Primeiro incidente de demandas repetitivas é admitido pelo Tribunal de Justiça de Minas Gerais

Leonardo Farinha Goulart

No último dia 15 de junho, o Tribunal de Justiça do Estado de Minas Gerais admitiu o primeiro Incidente de Resolução de Demandas Repetitivas (IRDR) no Estado.

O IRDR é uma inovação do Novo Código de Processo Civil, criada pelo legislador para combater o famigerado número de ações seriais (processos repetitivos) que abarrotam o Poder Judiciário. E mais que isso, o Incidente de Resolução de Demandas Repetitivas visa a garantir a segurança jurídica, a efetividade e a celeridade – princípios basilares do ordenamento jurídico pátrio que foram reafirmados e enfatizados no Novo Código de Processo Civil –, ao passo que ao final do julgamento do incidente em questão será observada nos processos semelhantes a mesma interpretação jurídica adotada no julgamento do IRDR na área de jurisdição do tribunal, inclusive juizados especiais.

Nos termos do artigo 976/CPC-15 é cabível a instauração do Incidente de Resolução de Demandas Repetitivas quando houver, simultaneamente, I – efetiva repetição de processos que contenham controvérsia sobre a mesma questão unicamente de direito; e II – risco de ofensa à isonomia e à segurança jurídica. O incidente será julgado no prazo de 1 (um) ano e terá preferência sobre os demais feitos, ressalvados os que envolvam réu preso e os pedidos de habeas corpus (artigo 980/NCPC).
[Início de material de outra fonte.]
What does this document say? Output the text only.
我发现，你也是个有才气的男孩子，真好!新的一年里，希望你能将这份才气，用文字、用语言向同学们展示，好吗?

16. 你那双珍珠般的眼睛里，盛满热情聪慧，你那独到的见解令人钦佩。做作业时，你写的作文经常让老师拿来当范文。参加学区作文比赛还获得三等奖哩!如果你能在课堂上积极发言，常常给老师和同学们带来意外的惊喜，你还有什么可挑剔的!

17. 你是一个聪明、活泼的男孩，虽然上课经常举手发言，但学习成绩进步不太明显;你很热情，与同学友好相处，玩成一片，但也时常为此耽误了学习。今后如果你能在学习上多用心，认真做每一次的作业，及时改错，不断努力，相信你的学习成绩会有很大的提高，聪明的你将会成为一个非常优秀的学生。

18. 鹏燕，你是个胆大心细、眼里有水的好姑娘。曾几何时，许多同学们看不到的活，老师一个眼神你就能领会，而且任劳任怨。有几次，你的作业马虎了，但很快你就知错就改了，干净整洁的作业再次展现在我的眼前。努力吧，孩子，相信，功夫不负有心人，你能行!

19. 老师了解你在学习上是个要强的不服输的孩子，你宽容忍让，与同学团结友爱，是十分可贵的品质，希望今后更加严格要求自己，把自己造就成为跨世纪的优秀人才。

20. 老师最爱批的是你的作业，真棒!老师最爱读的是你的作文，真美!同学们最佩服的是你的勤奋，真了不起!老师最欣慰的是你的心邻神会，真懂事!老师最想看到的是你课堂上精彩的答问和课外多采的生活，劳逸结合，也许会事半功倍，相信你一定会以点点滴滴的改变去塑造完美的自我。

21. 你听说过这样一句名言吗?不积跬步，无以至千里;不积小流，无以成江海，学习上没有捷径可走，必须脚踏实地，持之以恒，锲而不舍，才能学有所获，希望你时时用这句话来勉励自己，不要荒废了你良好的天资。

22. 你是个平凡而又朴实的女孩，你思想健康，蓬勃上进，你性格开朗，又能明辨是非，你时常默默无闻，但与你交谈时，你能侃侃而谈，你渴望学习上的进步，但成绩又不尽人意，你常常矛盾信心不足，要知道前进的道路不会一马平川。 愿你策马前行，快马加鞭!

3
Admitido o incidente, o relator: I – suspenderá os processos pendentes, individuais ou coletivos, que tramitam no Estado ou na região, conforme o caso; II – poderá requisitar informações a órgãos em cujo juízo tramita processo no qual se discute o objeto do incidente, que as prestarão no prazo de 15 (quinze) dias; III – intimará o Ministério Público para, querendo, manifestar-se no prazo de 15 (quinze) dias. (Art. 982/NCPC).